Holland, Dave(actually, David), influential jazz bassist, cello/piano/composer; b Wolverhampton, Warwickshire, England, Oct. 1, 1946. He started with the ukulele at age four, moving to the guitar at 10 and then to electric bass guitar at 13. He began playing professionally two years later. It was around this time that he began listening to jazz and began playing the acoustic bass. In fall 1963, he moved to London; soon after, he began studying classical bass while also working with a wide variety of people in the jazz community. He became a regular accompanist at London’s famed jazz club, Ronnie Scott’s, in 1967; it was during an engagement there in July of 1968 that Miles Davis first heard him and asked him to join his band. Holland moved to N.Y. a few weeks later and for the next two years toured and appeared on a number of recordings with Davis including In a Silent Way and Bitches Brew. In late 1970 Holland left Davis and together with Chick Corea, Anthony Braxton and Barry Altschul founded the group Circle. It was at this time that he started performing on cello as well as bass. After working together for a year Circle disbanded, and early in 1972 Holland joined Stan Getz’s group, with whom he remained through early 1973. He then began concentrating on working separately with Anthony Braxton and Sam Rivers. In 1975 he took part in the formation of Gateway, a trio with John Abercrombie and Jack Dejohnette, fellow band members from the Davis band; Gateway continued to tour and record through the 1990s. After working with Betty Carter for a few months in 1976, he spent the remainder of the decade touring and recording with Sam Rivers. In 1981 he left Rivers’s band to put together his own quintet that recorded and toured extensively until 1987. In the 1990s, Holland has recorded and toured as a member of Herbie Hancock’s groups, as well as continuing to work with Gateway. He has also led his own small groups. Holland has also worked as a jazz educator.
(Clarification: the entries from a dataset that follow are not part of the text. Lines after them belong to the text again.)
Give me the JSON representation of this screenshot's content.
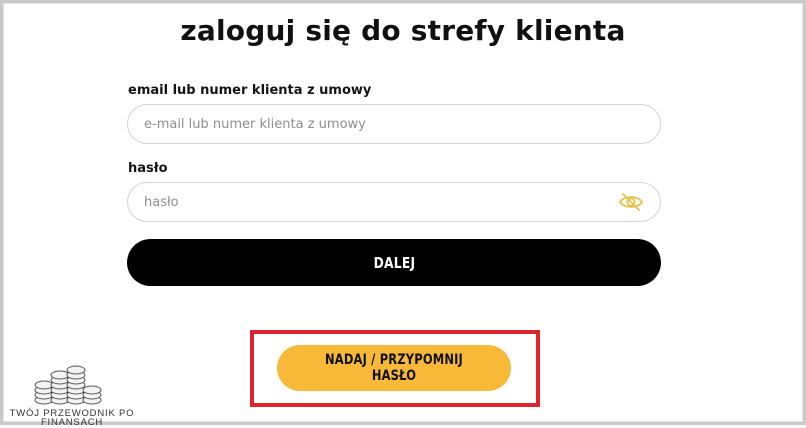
{
  "login": {
    "title": "zaloguj się do strefy klienta",
    "email_label": "email lub numer klienta z umowy",
    "email_placeholder": "e-mail lub numer klienta z umowy",
    "email_value": "",
    "password_label": "hasło",
    "password_placeholder": "hasło",
    "password_value": "",
    "password_toggle_icon": "eye-slash-icon",
    "next_button": "DALEJ",
    "forgot_button": "NADAJ / PRZYPOMNIJ HASŁO"
  },
  "colors": {
    "primary_button": "#000000",
    "secondary_button": "#f9b938",
    "highlight_border": "#d9252b",
    "eye_icon": "#e3c24a"
  },
  "watermark": {
    "line1": "TWÓJ PRZEWODNIK PO",
    "line2": "FINANSACH"
  }
}
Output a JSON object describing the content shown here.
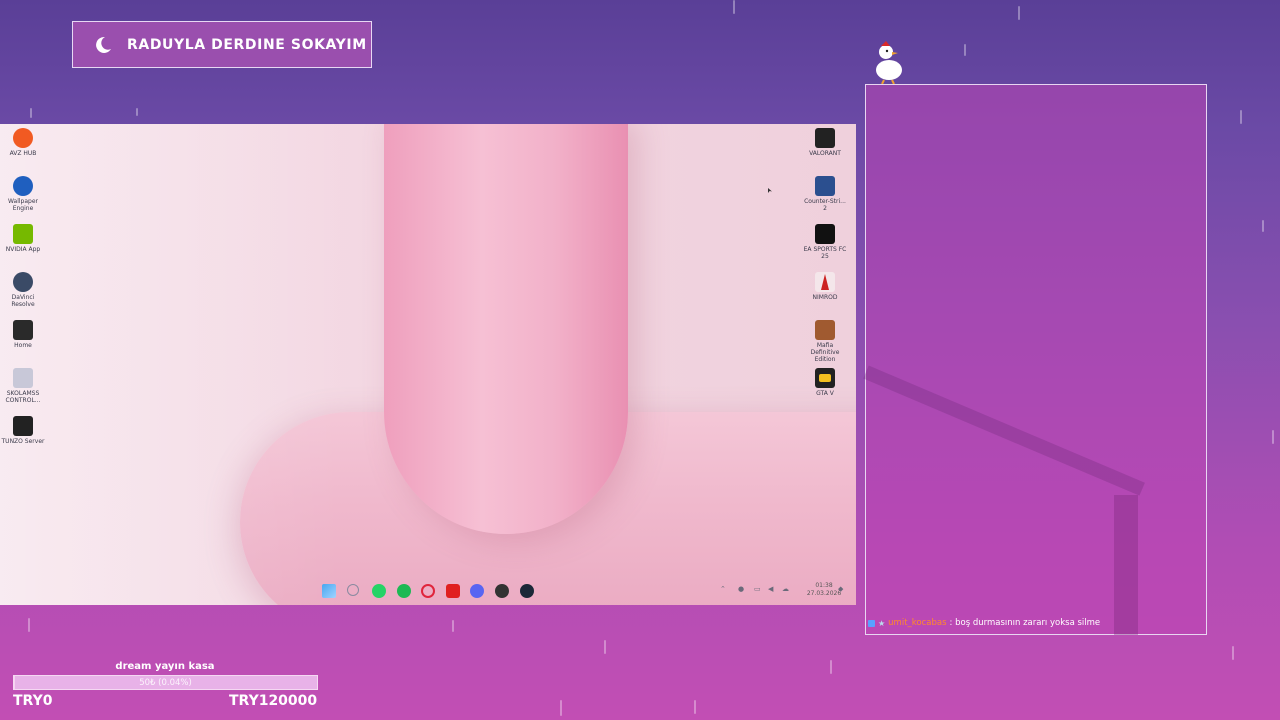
{
  "title_banner": {
    "text": "RADUYLA DERDINE SOKAYIM",
    "icon": "crescent-moon-icon"
  },
  "desktop": {
    "left_icons": [
      {
        "label": "AVZ HUB",
        "color": "#f15a22",
        "icon": "lightning-app-icon"
      },
      {
        "label": "Wallpaper Engine",
        "color": "#1f5fbf",
        "icon": "wallpaper-engine-icon"
      },
      {
        "label": "NVIDIA App",
        "color": "#76b900",
        "icon": "nvidia-icon"
      },
      {
        "label": "DaVinci Resolve",
        "color": "#3a4a66",
        "icon": "davinci-icon"
      },
      {
        "label": "Home",
        "color": "#2a2a2a",
        "icon": "home-app-icon"
      },
      {
        "label": "SKOLAMSS CONTROL...",
        "color": "#c8c8d8",
        "icon": "control-app-icon"
      },
      {
        "label": "TUNZO Server",
        "color": "#222222",
        "icon": "server-app-icon"
      }
    ],
    "right_icons": [
      {
        "label": "VALORANT",
        "color": "#222222",
        "icon": "valorant-icon"
      },
      {
        "label": "Counter-Stri... 2",
        "color": "#2b4f8f",
        "icon": "counter-strike-icon"
      },
      {
        "label": "EA SPORTS FC 25",
        "color": "#111111",
        "icon": "ea-sports-icon"
      },
      {
        "label": "NIMROD",
        "color": "#cc2222",
        "icon": "nimrod-icon"
      },
      {
        "label": "Mafia Definitive Edition",
        "color": "#a05a30",
        "icon": "mafia-icon"
      },
      {
        "label": "GTA V",
        "color": "#222222",
        "icon": "gta-icon"
      }
    ],
    "taskbar_apps": [
      {
        "name": "start",
        "color": "#48a7f0",
        "icon": "windows-start-icon"
      },
      {
        "name": "search",
        "color": "#8a8aa0",
        "icon": "search-icon"
      },
      {
        "name": "whatsapp",
        "color": "#25d366",
        "icon": "whatsapp-icon"
      },
      {
        "name": "spotify",
        "color": "#1db954",
        "icon": "spotify-icon"
      },
      {
        "name": "opera",
        "color": "#e0253c",
        "icon": "opera-icon"
      },
      {
        "name": "youtube",
        "color": "#e02020",
        "icon": "youtube-icon"
      },
      {
        "name": "discord",
        "color": "#5865f2",
        "icon": "discord-icon"
      },
      {
        "name": "obs",
        "color": "#333333",
        "icon": "obs-icon"
      },
      {
        "name": "steam",
        "color": "#1b2838",
        "icon": "steam-icon"
      }
    ],
    "clock": {
      "time": "01:38",
      "date": "27.03.2026"
    }
  },
  "chat": {
    "username": "umit_kocabas",
    "message": ": boş durmasının zararı yoksa silme"
  },
  "donation_goal": {
    "title": "dream yayın kasa",
    "progress_text": "50₺ (0.04%)",
    "progress_percent": 0.04,
    "min_label": "TRY0",
    "max_label": "TRY120000"
  }
}
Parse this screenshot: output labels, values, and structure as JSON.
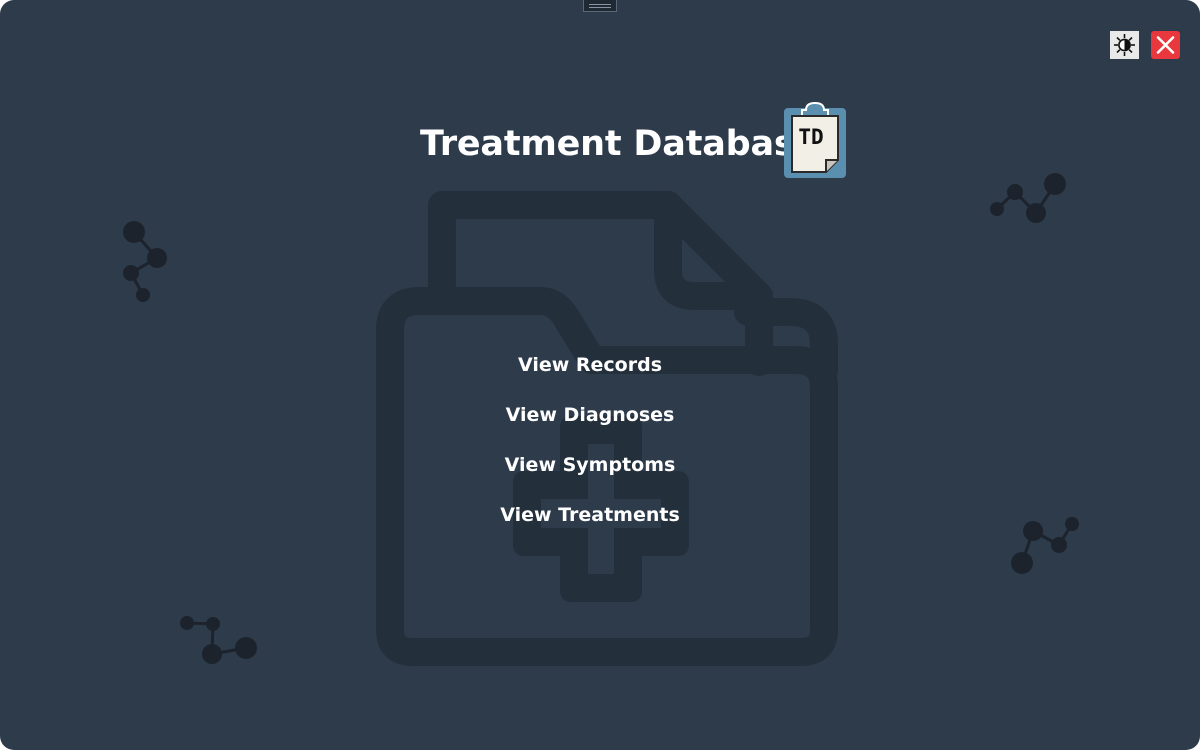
{
  "app": {
    "title": "Treatment Database",
    "logo_text": "TD"
  },
  "toolbar": {
    "theme_toggle_icon": "contrast-sun-icon",
    "close_icon": "close-icon"
  },
  "menu": {
    "items": [
      {
        "label": "View Records"
      },
      {
        "label": "View Diagnoses"
      },
      {
        "label": "View Symptoms"
      },
      {
        "label": "View Treatments"
      }
    ]
  },
  "colors": {
    "background": "#2d3b4b",
    "decoration": "#232f3b",
    "molecule": "#1c232c",
    "logo_frame": "#5b8fb0",
    "close": "#e8383d",
    "text": "#ffffff"
  }
}
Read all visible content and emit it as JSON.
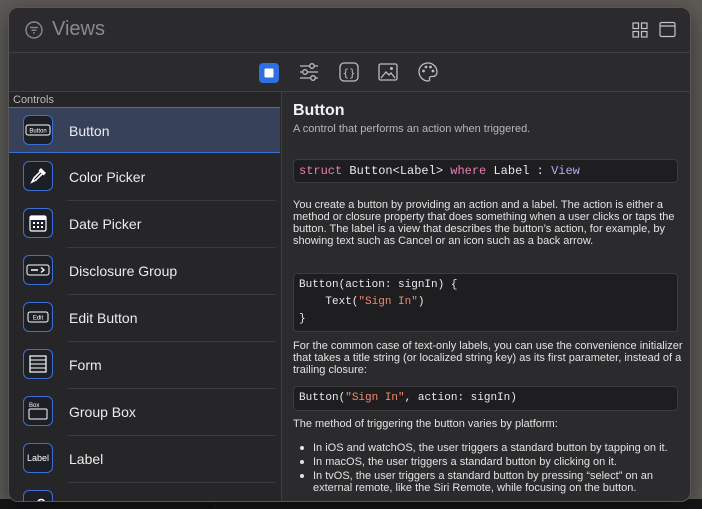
{
  "window": {
    "title": "Views"
  },
  "tabs": [
    {
      "name": "views",
      "active": true
    },
    {
      "name": "modifiers",
      "active": false
    },
    {
      "name": "snippets",
      "active": false
    },
    {
      "name": "media",
      "active": false
    },
    {
      "name": "colors",
      "active": false
    }
  ],
  "sidebar": {
    "heading": "Controls",
    "items": [
      {
        "label": "Button",
        "icon": "button-icon",
        "mini": "Button"
      },
      {
        "label": "Color Picker",
        "icon": "eyedropper-icon"
      },
      {
        "label": "Date Picker",
        "icon": "calendar-icon"
      },
      {
        "label": "Disclosure Group",
        "icon": "disclosure-icon"
      },
      {
        "label": "Edit Button",
        "icon": "edit-button-icon",
        "mini": "Edit"
      },
      {
        "label": "Form",
        "icon": "form-icon"
      },
      {
        "label": "Group Box",
        "icon": "group-box-icon",
        "mini": "Box"
      },
      {
        "label": "Label",
        "icon": "label-icon",
        "mini": "Label"
      },
      {
        "label": "",
        "icon": "link-icon"
      }
    ]
  },
  "detail": {
    "title": "Button",
    "subtitle": "A control that performs an action when triggered.",
    "declaration": {
      "kw1": "struct",
      "name": " Button<Label> ",
      "kw2": "where",
      "rest": " Label : ",
      "type": "View"
    },
    "para1": "You create a button by providing an action and a label. The action is either a method or closure property that does something when a user clicks or taps the button. The label is a view that describes the button’s action, for example, by showing text such as Cancel or an icon such as a back arrow.",
    "code1": {
      "line1": "Button(action: signIn) {",
      "line2a": "    Text(",
      "line2str": "\"Sign In\"",
      "line2b": ")",
      "line3": "}"
    },
    "para2": "For the common case of text-only labels, you can use the convenience initializer that takes a title string (or localized string key) as its first parameter, instead of a trailing closure:",
    "code2": {
      "a": "Button(",
      "str": "\"Sign In\"",
      "b": ", action: signIn)"
    },
    "para3": "The method of triggering the button varies by platform:",
    "bullets": [
      "In iOS and watchOS, the user triggers a standard button by tapping on it.",
      "In macOS, the user triggers a standard button by clicking on it.",
      "In tvOS, the user triggers a standard button by pressing “select” on an external remote, like the Siri Remote, while focusing on the button."
    ]
  },
  "colors": {
    "accent": "#2f6fe0",
    "keyword": "#f07cb9",
    "type": "#b6a7f2",
    "string": "#f08a6d"
  }
}
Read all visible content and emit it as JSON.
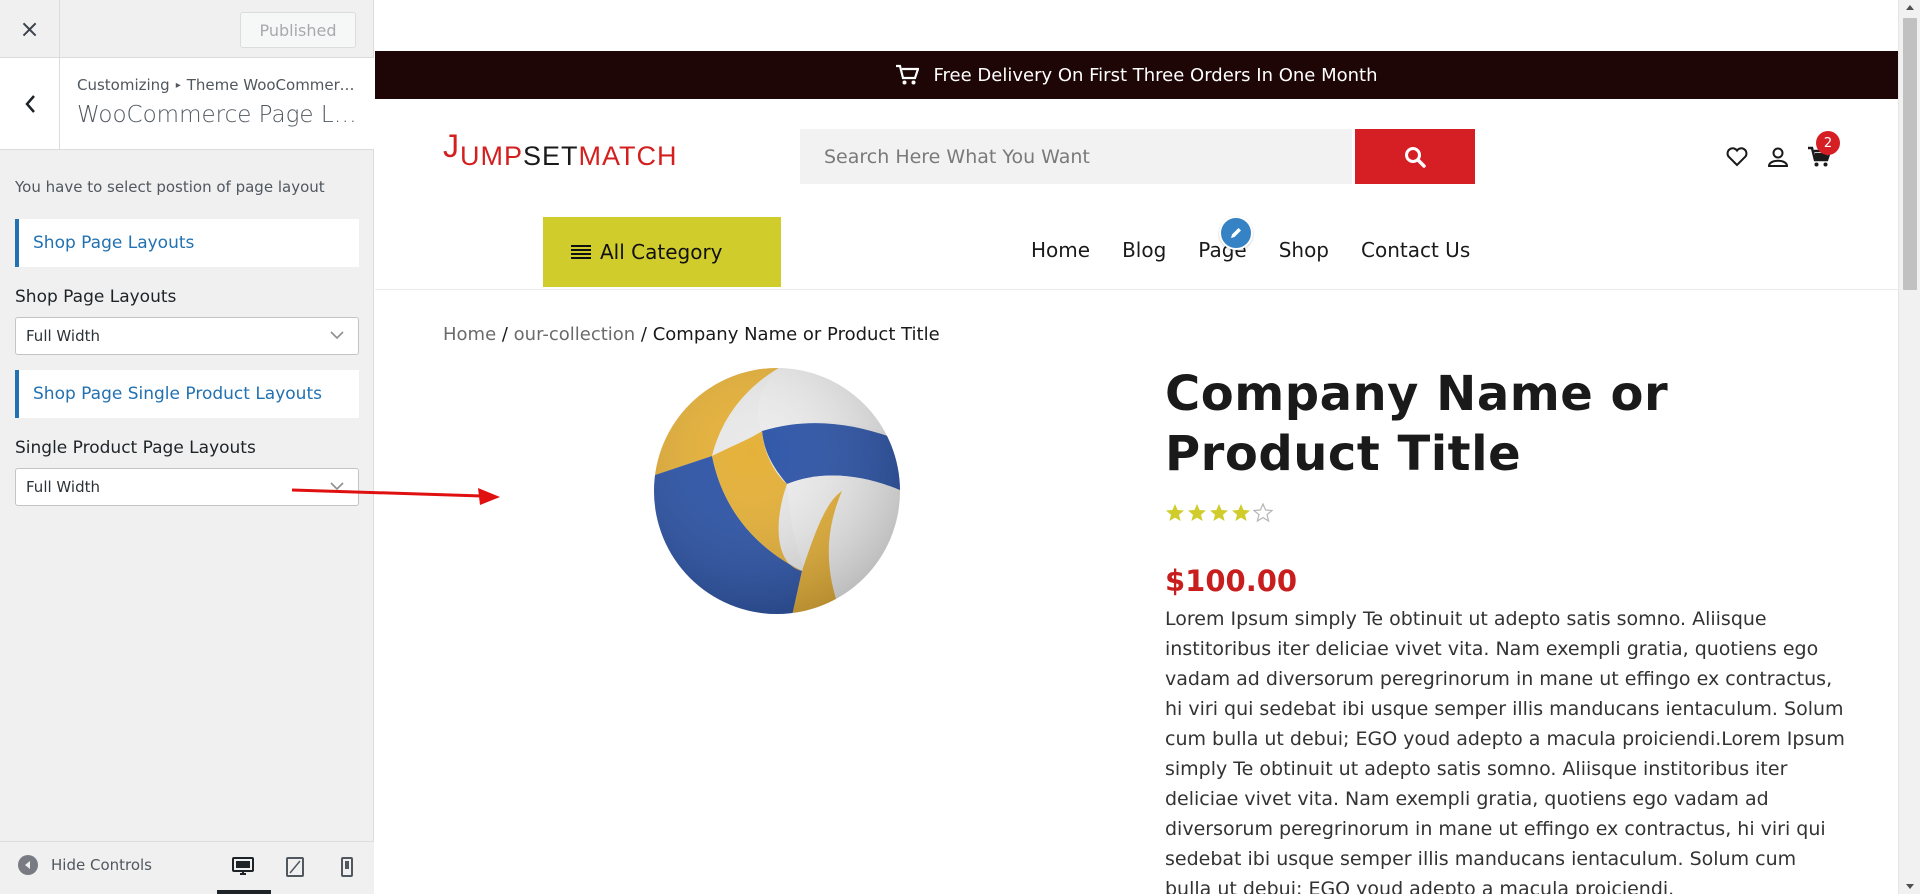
{
  "customizer": {
    "close_icon": "×",
    "publish_label": "Published",
    "breadcrumb_root": "Customizing",
    "breadcrumb_sep": "▸",
    "breadcrumb_parent": "Theme WooCommerce Settings",
    "section_title": "WooCommerce Page Layouts",
    "description": "You have to select postion of page layout",
    "shop_heading": "Shop Page Layouts",
    "shop_label": "Shop Page Layouts",
    "shop_value": "Full Width",
    "single_heading": "Shop Page Single Product Layouts",
    "single_label": "Single Product Page Layouts",
    "single_value": "Full Width",
    "hide_controls": "Hide Controls",
    "devices": [
      "desktop-icon",
      "tablet-icon",
      "mobile-icon"
    ],
    "accent_color": "#2271b1"
  },
  "site": {
    "announcement": "Free Delivery On First Three Orders In One Month",
    "logo": {
      "j": "J",
      "ump": "UMP",
      "set": "SET",
      "match": "MATCH"
    },
    "search_placeholder": "Search Here What You Want",
    "cart_count": "2",
    "all_category": "All Category",
    "nav": [
      "Home",
      "Blog",
      "Page",
      "Shop",
      "Contact Us"
    ],
    "breadcrumb": {
      "home": "Home",
      "sep": " / ",
      "collection": "our-collection",
      "current": "Company Name or Product Title"
    },
    "product": {
      "title": "Company Name or Product Title",
      "rating": 4,
      "rating_max": 5,
      "price": "$100.00",
      "description": "Lorem Ipsum simply Te obtinuit ut adepto satis somno. Aliisque institoribus iter deliciae vivet vita. Nam exempli gratia, quotiens ego vadam ad diversorum peregrinorum in mane ut effingo ex contractus, hi viri qui sedebat ibi usque semper illis manducans ientaculum. Solum cum bulla ut debui; EGO youd adepto a macula proiciendi.Lorem Ipsum simply Te obtinuit ut adepto satis somno. Aliisque institoribus iter deliciae vivet vita. Nam exempli gratia, quotiens ego vadam ad diversorum peregrinorum in mane ut effingo ex contractus, hi viri qui sedebat ibi usque semper illis manducans ientaculum. Solum cum bulla ut debui; EGO youd adepto a macula proiciendi."
    },
    "colors": {
      "topbar": "#1e0606",
      "brand_red": "#d51f25",
      "category_yellow": "#d0cc2c"
    }
  }
}
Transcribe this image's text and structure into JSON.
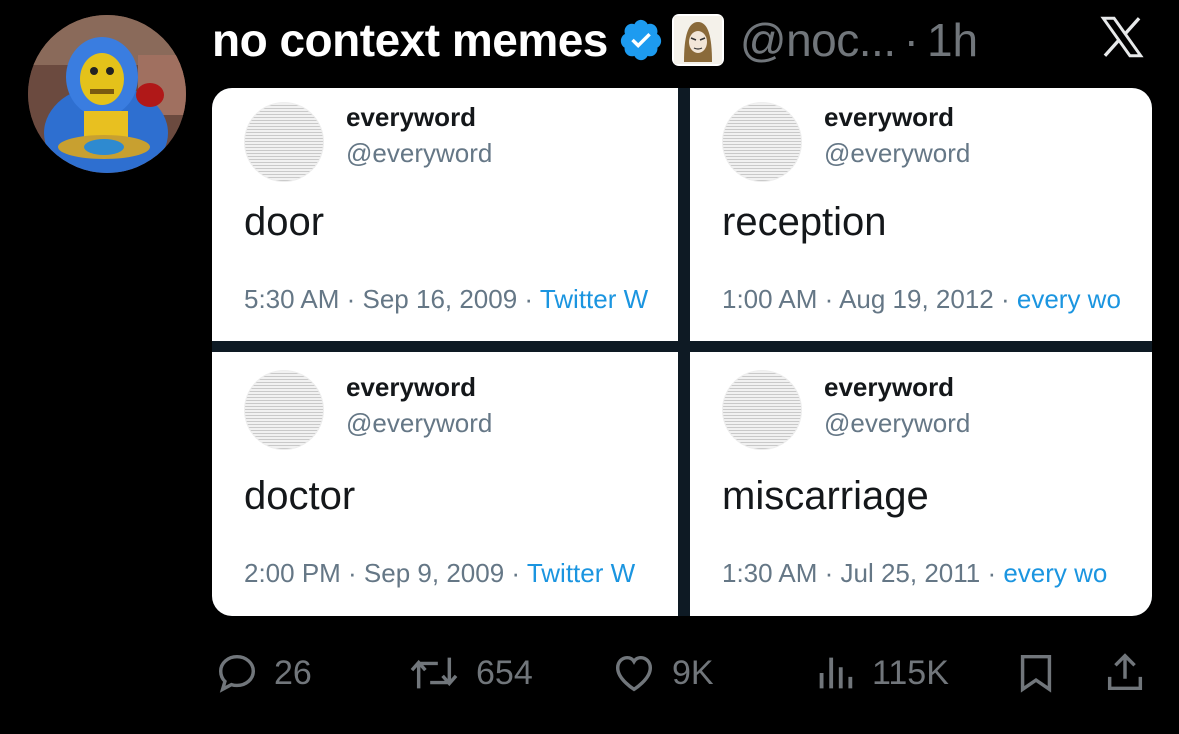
{
  "post": {
    "display_name": "no context memes",
    "handle": "@noc...",
    "separator": "·",
    "timestamp": "1h"
  },
  "media": {
    "tweets": [
      {
        "name": "everyword",
        "handle": "@everyword",
        "text": "door",
        "meta": "5:30 AM · Sep 16, 2009 · ",
        "source": "Twitter W"
      },
      {
        "name": "everyword",
        "handle": "@everyword",
        "text": "reception",
        "meta": "1:00 AM · Aug 19, 2012 · ",
        "source": "every wo"
      },
      {
        "name": "everyword",
        "handle": "@everyword",
        "text": "doctor",
        "meta": "2:00 PM · Sep 9, 2009 · ",
        "source": "Twitter W"
      },
      {
        "name": "everyword",
        "handle": "@everyword",
        "text": "miscarriage",
        "meta": "1:30 AM · Jul 25, 2011 · ",
        "source": "every wo"
      }
    ]
  },
  "actions": {
    "replies": "26",
    "reposts": "654",
    "likes": "9K",
    "views": "115K"
  },
  "colors": {
    "background": "#000000",
    "muted": "#71767b",
    "verified": "#1d9bf0",
    "link": "#1b95e0"
  },
  "icons": [
    "verified-badge-icon",
    "x-logo-icon",
    "reply-icon",
    "repost-icon",
    "like-icon",
    "views-icon",
    "bookmark-icon",
    "share-icon"
  ]
}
In 1983 he was appointed artistic director of the summer jazz workshop at the Banff School in Banff, Canada, a position he held until 1990, and from 1987 to 1990 he was a full time faculty member of the New England Cons, of Music in Boston.

Discography

Music for Two Basses (1971); Conference of the Birds (1972); D. H., Vols. 1, 2 (1976); D. H., Sam Rivers (1976); Emerald Tears (1977; bass); Life Cycle (1982; cello); Jumpiri’ In (1983); Seeds of Time (1984); Razor’s Edge (1987); Triplicate (1988); Extensions (1989); Ones All (1993; bass); Dream of the Elders (1995); Points of View (1997). Gateway: Homecoming (1994).